The Divine Feminine…how the phrase needles me. Over and over I hear it and, it effects me like the sound of nails scraping across a blackboard. I grit my teeth and……
breathe…
I gather my thoughts
focus inward
center myself…
For well do I know, my response to hearing the phrase, is my responsibility.
No two ways about it. The subject bugs me.
Every time it’s brought up, I feel like I have to sit on my hands, so they don’t start typing anything. Duct tape my mouth shut, too, so nothing comes out that way, either.
My eyes narrow to little slits, my nostrils flare and, energy crackles around me.
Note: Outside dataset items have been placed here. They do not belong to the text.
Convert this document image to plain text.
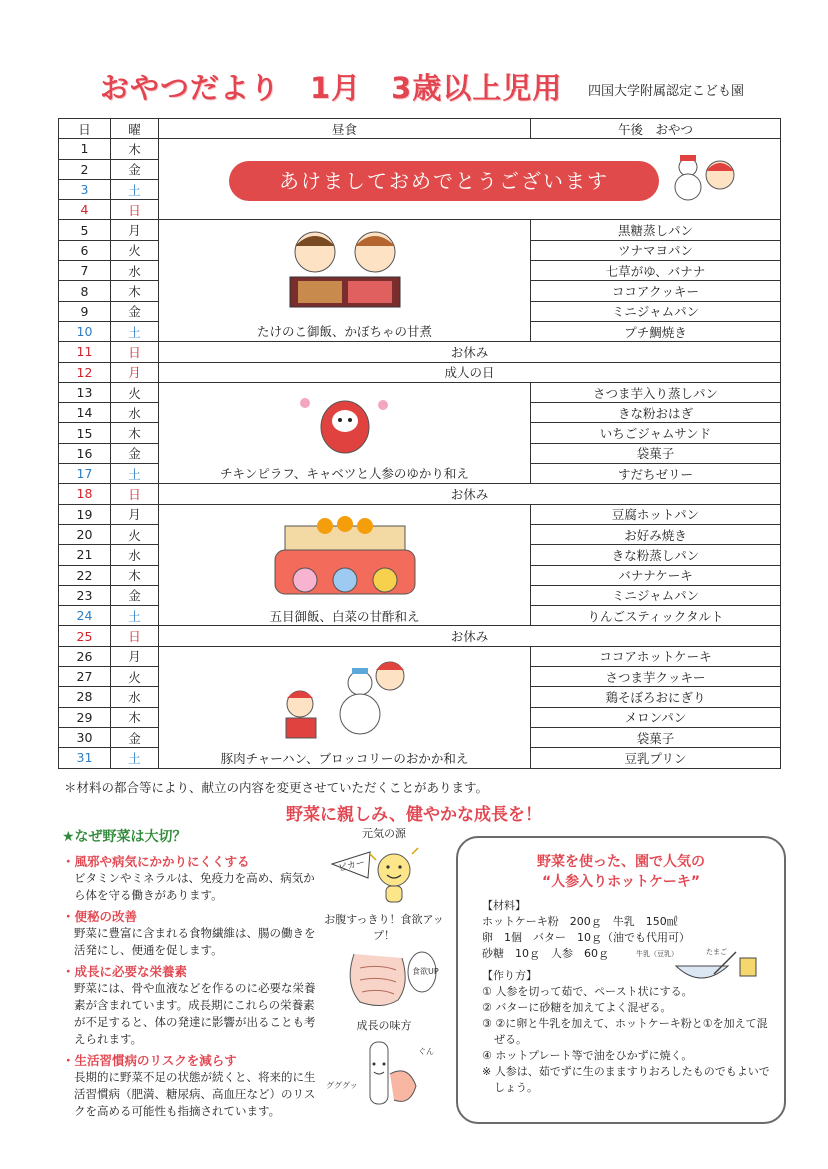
おやつだより　1月　3歳以上児用 四国大学附属認定こども園
日	曜	昼食	午後　おやつ
1	木	あけましておめでとうございます	

2	金		
3	土		
4	日		
5	月		黒糖蒸しパン
6	火		ツナマヨパン
7	水		七草がゆ、バナナ
8	木		ココアクッキー
9	金		ミニジャムパン
10	土	たけのこ御飯、かぼちゃの甘煮	プチ鯛焼き
11	日	お休み	
12	月	成人の日	
13	火		さつま芋入り蒸しパン
14	水		きな粉おはぎ
15	木		いちごジャムサンド
16	金		袋菓子
17	土	チキンピラフ、キャベツと人参のゆかり和え	すだちゼリー
18	日	お休み	
19	月		豆腐ホットパン
20	火		お好み焼き
21	水		きな粉蒸しパン
22	木		バナナケーキ
23	金		ミニジャムパン
24	土	五目御飯、白菜の甘酢和え	りんごスティックタルト
25	日	お休み	
26	月		ココアホットケーキ
27	火		さつま芋クッキー
28	水		鶏そぼろおにぎり
29	木		メロンパン
30	金		袋菓子
31	土	豚肉チャーハン、ブロッコリーのおかか和え	豆乳プリン
＊材料の都合等により、献立の内容を変更させていただくことがあります。
野菜に親しみ、健やかな成長を！
★なぜ野菜は大切？
・風邪や病気にかかりにくくする
ビタミンやミネラルは、免疫力を高め、病気から体を守る働きがあります。
・便秘の改善
野菜に豊富に含まれる食物繊維は、腸の働きを活発にし、便通を促します。
・成長に必要な栄養素
野菜には、骨や血液などを作るのに必要な栄養素が含まれています。成長期にこれらの栄養素が不足すると、体の発達に影響が出ることも考えられます。
・生活習慣病のリスクを減らす
長期的に野菜不足の状態が続くと、将来的に生活習慣病（肥満、糖尿病、高血圧など）のリスクを高める可能性も指摘されています。
元気の源
ピカー
お腹すっきり！食欲アップ！
食欲UP
成長の味方
グググッ
ぐん
野菜を使った、園で人気の
“人参入りホットケーキ”
【材料】
ホットケーキ粉　200ｇ　牛乳　150㎖
卵　1個　バター　10ｇ（油でも代用可）
砂糖　10ｇ　人参　60ｇ	牛乳（豆乳）	たまご
【作り方】
① 人参を切って茹で、ペースト状にする。
② バターに砂糖を加えてよく混ぜる。
③ ②に卵と牛乳を加えて、ホットケーキ粉と①を加えて混ぜる。
④ ホットプレート等で油をひかずに焼く。
※ 人参は、茹でずに生のまますりおろしたものでもよいでしょう。
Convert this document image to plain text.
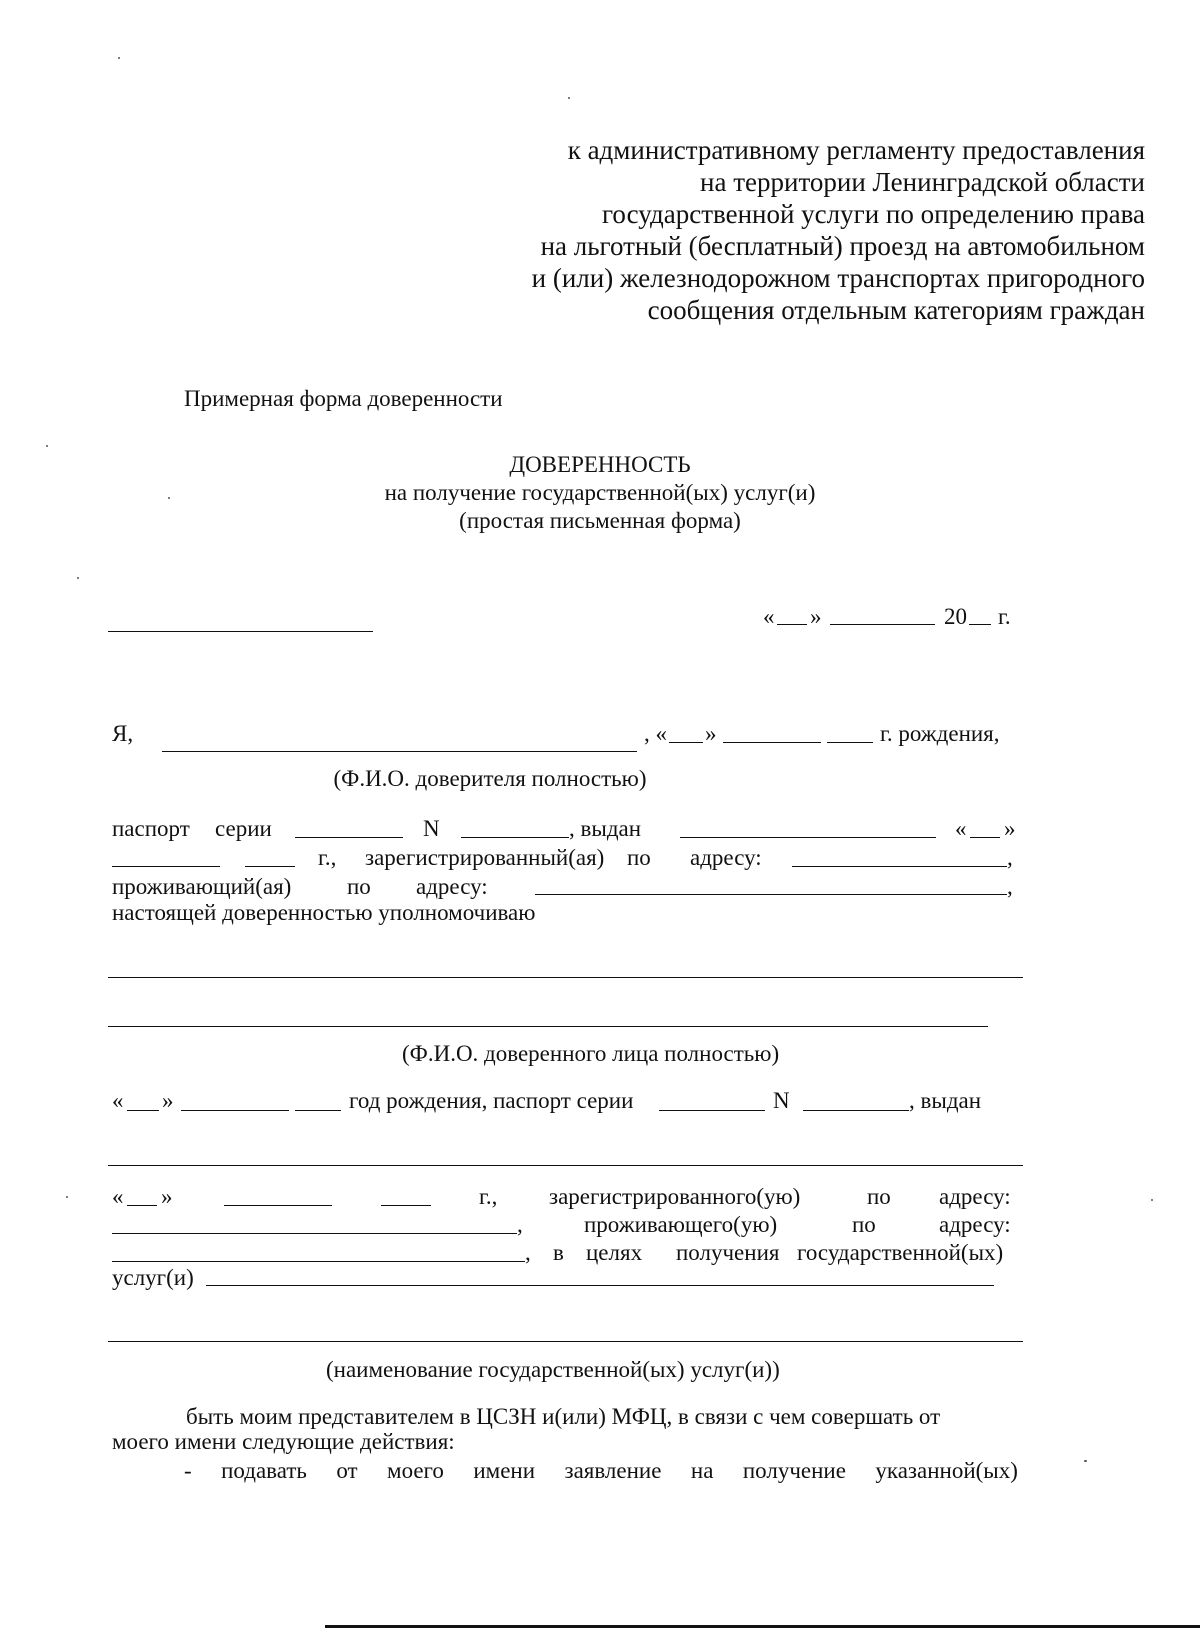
к административному регламенту предоставления
на территории Ленинградской области
государственной услуги по определению права
на льготный (бесплатный) проезд на автомобильном
и (или) железнодорожном транспортах пригородного
сообщения отдельным категориям граждан
Примерная форма доверенности
ДОВЕРЕННОСТЬ
на получение государственной(ых) услуг(и)
(простая письменная форма)
« »	20 г.
Я,	, « »	г. рождения,
(Ф.И.О. доверителя полностью)
паспорт серии	N	, выдан	« »
г., зарегистрированный(ая) по адресу:	,
проживающий(ая) по адресу:	,
настоящей доверенностью уполномочиваю
(Ф.И.О. доверенного лица полностью)
« »	год рождения, паспорт серии	N	, выдан
« »	г., зарегистрированного(ую)	по адресу:
,	проживающего(ую)	по	адресу:
, в целях получения государственной(ых)
услуг(и)
(наименование государственной(ых) услуг(и))
быть моим представителем в ЦСЗН и(или) МФЦ, в связи с чем совершать от
моего имени следующие действия:
- подавать от моего имени заявление на получение указанной(ых)
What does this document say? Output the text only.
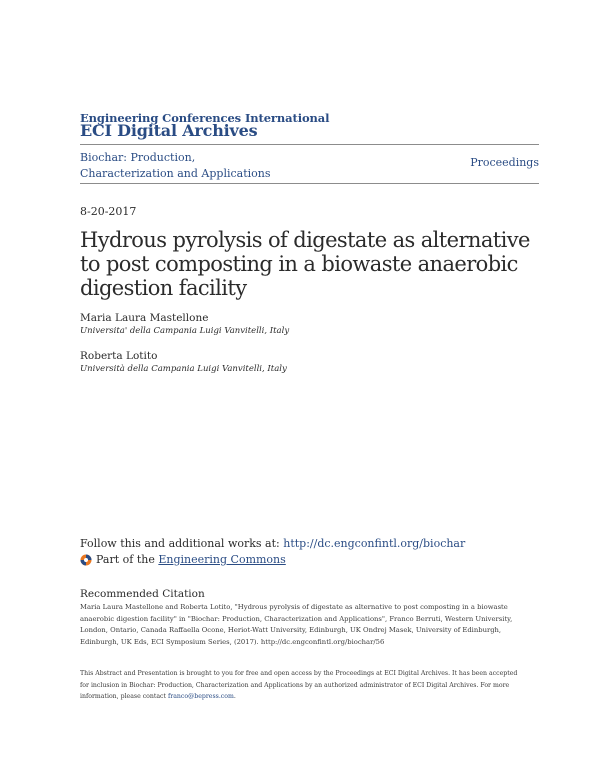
Engineering Conferences International
ECI Digital Archives
Biochar: Production, Characterization and Applications
Proceedings
8-20-2017
Hydrous pyrolysis of digestate as alternative to post composting in a biowaste anaerobic digestion facility
Maria Laura Mastellone
Universita' della Campania Luigi Vanvitelli, Italy
Roberta Lotito
Università della Campania Luigi Vanvitelli, Italy
Follow this and additional works at: http://dc.engconfintl.org/biochar
Part of the
Engineering Commons
Recommended Citation
Maria Laura Mastellone and Roberta Lotito, "Hydrous pyrolysis of digestate as alternative to post composting in a biowaste anaerobic digestion facility" in "Biochar: Production, Characterization and Applications", Franco Berruti, Western University, London, Ontario, Canada Raffaella Ocone, Heriot-Watt University, Edinburgh, UK Ondrej Masek, University of Edinburgh, Edinburgh, UK Eds, ECI Symposium Series, (2017). http://dc.engconfintl.org/biochar/56
This Abstract and Presentation is brought to you for free and open access by the Proceedings at ECI Digital Archives. It has been accepted for inclusion in Biochar: Production, Characterization and Applications by an authorized administrator of ECI Digital Archives. For more information, please contact franco@bepress.com.
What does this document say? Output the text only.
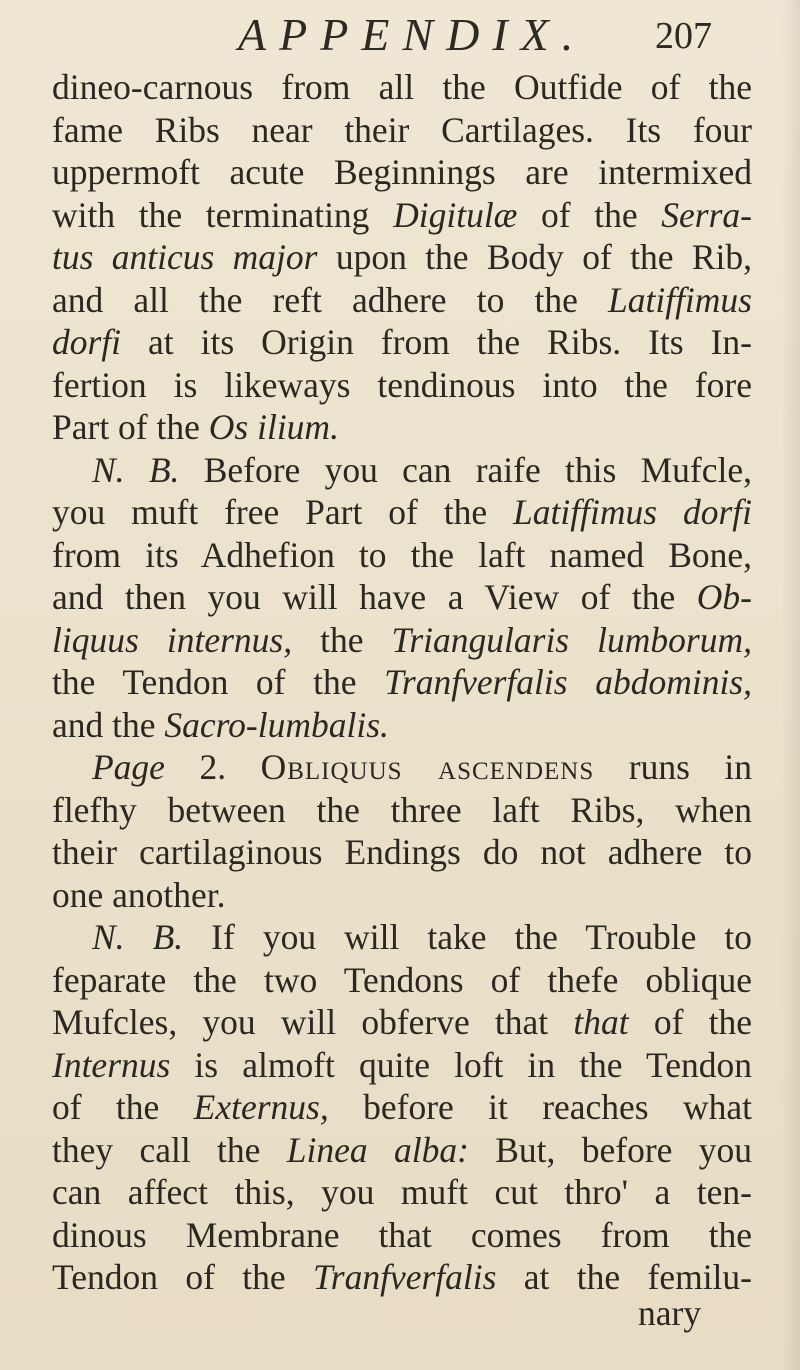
APPENDIX. 207
dineo-carnous from all the Outfide of the
fame Ribs near their Cartilages. Its four
uppermoft acute Beginnings are intermixed
with the terminating Digitulæ of the Serra-
tus anticus major upon the Body of the Rib,
and all the reft adhere to the Latiffimus
dorfi at its Origin from the Ribs. Its In-
fertion is likeways tendinous into the fore
Part of the Os ilium.
N. B. Before you can raife this Mufcle,
you muft free Part of the Latiffimus dorfi
from its Adhefion to the laft named Bone,
and then you will have a View of the Ob-
liquus internus, the Triangularis lumborum,
the Tendon of the Tranfverfalis abdominis,
and the Sacro-lumbalis.
Page 2. Obliquus ascendens runs in
flefhy between the three laft Ribs, when
their cartilaginous Endings do not adhere to
one another.
N. B. If you will take the Trouble to
feparate the two Tendons of thefe oblique
Mufcles, you will obferve that that of the
Internus is almoft quite loft in the Tendon
of the Externus, before it reaches what
they call the Linea alba: But, before you
can affect this, you muft cut thro' a ten-
dinous Membrane that comes from the
Tendon of the Tranfverfalis at the femilu-
nary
I know this mood. It’s stubborn. I also know my resistance is futile. No matter how much distraction I find, the subject will always come up, again. Until I face the issue and transform the charge it has for me surrounding it.
The subject inspires annoyance within me.
I’m not going to pretend and project, I know I’m annoyed at myself.
Because I don’t know how to say, what could use being said. We keep denying our own Power, as women, choosing instead to compete with men, over who is the better man. I mean, just look at us. We dress like we imagine men would dress if they were women. And look at the runway models, the images of ‘beauty’ we see paraded past our eyes…ever noticed the image closely resembles an adolescent boy? Take two ice cream scoops of silicone and, presto, a ‘woman’.
There is a saying that I keep hearing:
“A woman has to do twice as much to be recognized as half as good as a man.”
Every time I hear it, I keep wondering what happened to the second line of it:
“Fortunately, it isn’t difficult.”
And maybe that one line, so often forgotten, makes a great deal of difference?